By the restoration of my memory,
A flashback dear to me has troubled my mind today.
I may not have welcomed it fully when it actually happened.
I may not have felt the true meaning of its impact on me.
I might have said to myself “This is too traditional for me.”
I may have even said, “I hate anything that is not modern.”
Whatever the case,
There was a place deep down in my heart,
For a boy named T. Jeffery.
A young boy born in a very remote town in Liberia,
A town that came to be known as Pour Town,
A town where the most educated brains of Grand Gedeh emerged,
A town where brains galloped away, to far far away lands across the oceans,
In the name of seeking knowledge and good life,
Neglecting the very town that gave birth to their existence.
The boy T. Jeffery was not among those galloping brains,
Yet he was a brain all by himself.
Although he called everyone his friend,
Although known across his entire district,
No one ever befriended him.
This T. Jeffery was a Krahn traditional musician.
Town to town he went every weekend,
Taking no cent from anyone on his journey.
All he did was sing for everyone to make merry,
All he did was make his people forget their worries, and dance,
This was his life from day to day.
Then the civil war came.
Smoke from Bazookas and RPGs engulfed the air,
Women and children laid in pulls of blood.
Animals and humans ran in the same direction for safety.
Terror himself declared an emergency curfew,
And hunger took over every strata of the Liberian society.
Fear and sorrow filled the hearts of the most innocent,
And the entire tribe of T. Jeffery was forced to flee the country.

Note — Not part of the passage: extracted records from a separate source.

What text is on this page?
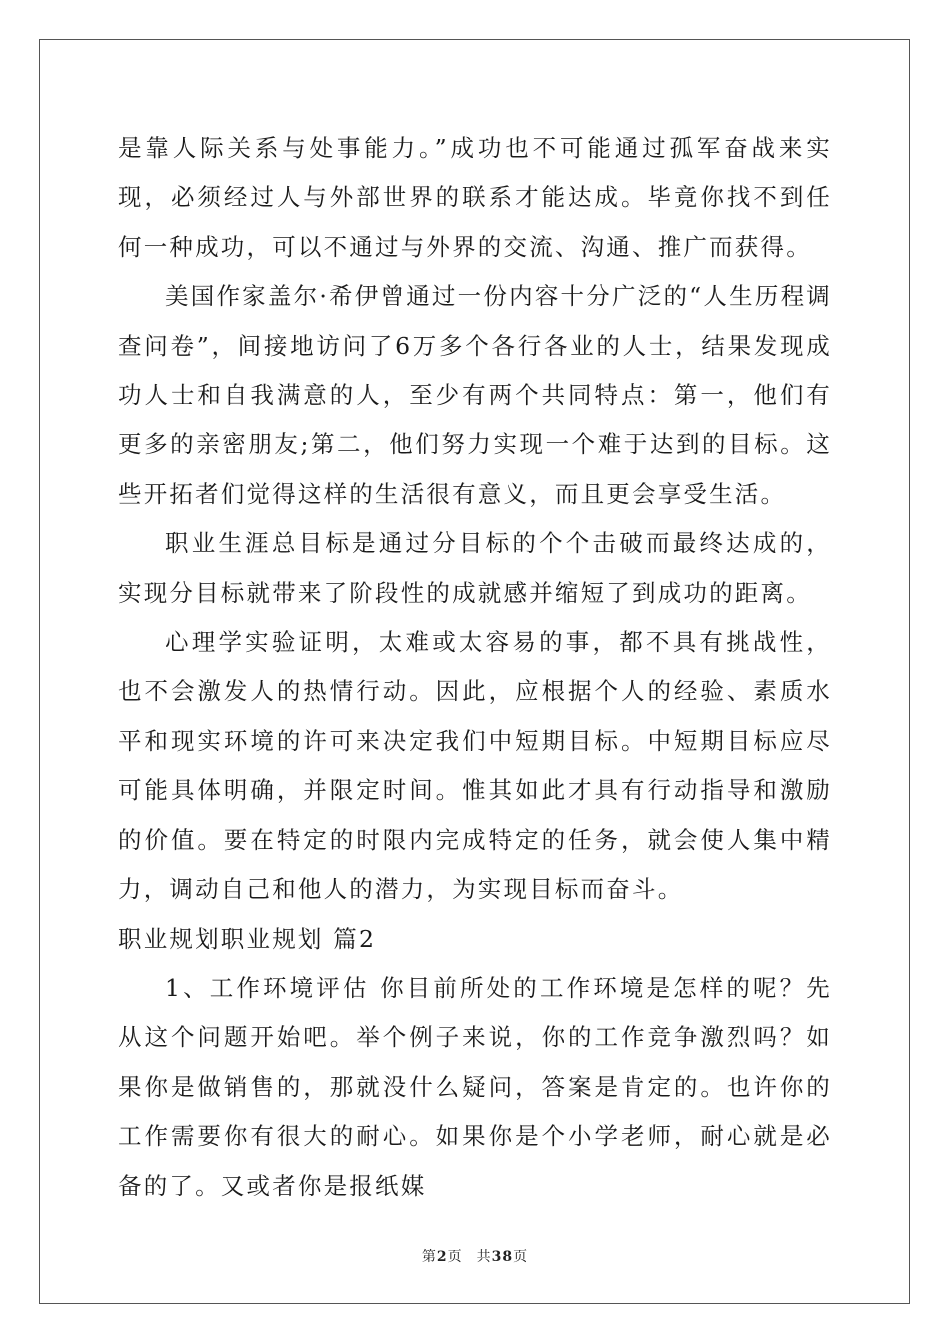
是靠人际关系与处事能力。”成功也不可能通过孤军奋战来实现，必须经过人与外部世界的联系才能达成。毕竟你找不到任何一种成功，可以不通过与外界的交流、沟通、推广而获得。

美国作家盖尔·希伊曾通过一份内容十分广泛的“人生历程调查问卷”，间接地访问了6万多个各行各业的人士，结果发现成功人士和自我满意的人，至少有两个共同特点：第一，他们有更多的亲密朋友;第二，他们努力实现一个难于达到的目标。这些开拓者们觉得这样的生活很有意义，而且更会享受生活。

职业生涯总目标是通过分目标的个个击破而最终达成的，实现分目标就带来了阶段性的成就感并缩短了到成功的距离。

心理学实验证明，太难或太容易的事，都不具有挑战性，也不会激发人的热情行动。因此，应根据个人的经验、素质水平和现实环境的许可来决定我们中短期目标。中短期目标应尽可能具体明确，并限定时间。惟其如此才具有行动指导和激励的价值。要在特定的时限内完成特定的任务，就会使人集中精力，调动自己和他人的潜力，为实现目标而奋斗。

职业规划职业规划 篇2

1、工作环境评估 你目前所处的工作环境是怎样的呢？先从这个问题开始吧。举个例子来说，你的工作竞争激烈吗？如果你是做销售的，那就没什么疑问，答案是肯定的。也许你的工作需要你有很大的耐心。如果你是个小学老师，耐心就是必备的了。又或者你是报纸媒

第2页 共38页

The boy T. Jeffery also fled for his life as well.
Refugee he became,
In a place unknown to modern man.
Into the deepest jungle of the French Ivory coast fled he,
In a village called Poubli took he refuge.
Again, from village to village he went,
Singing his songs to his people,
Knew he that they were worried.
Mothers and Fathers,
Brothers and sisters, Missing friends,
All killed by rebels.
He needed to restore the hopes of his people once again,
With songs he restored their hopes.
For what else could he have done,
Was all he could do.
Fifteen years he sang songs of hope and empowerment.
Empowering over 10,000 refugees,
Of which he himself was one.
Fifteen years comforted he the hearts of his people,
With songs of hope in a foreign land.
Then the war subsided.
And refugees anxiously returned home to Liberia.
The boy T. Jeffery was one of them.
He needed to go back to Liberia,
Along with his people he returned.
Quietly returned he to his homeland.
Once again in his homeland,
He continued with his songs of hope and empowerment.
One day T. Jeffery got sick.
Then he got very sick.
Then extremely sick.
But there was no one willing in the entire land to help him,
No one would talk to him,
No one knew him anymore.
Until one day T. Jeffery died.
The boy of whom I speak was a true Liberian.
His legacy though forgotten by those he comforted.
My heart lies with him deep in the soil of Pour Town, Grand Gedeh County, Liberia.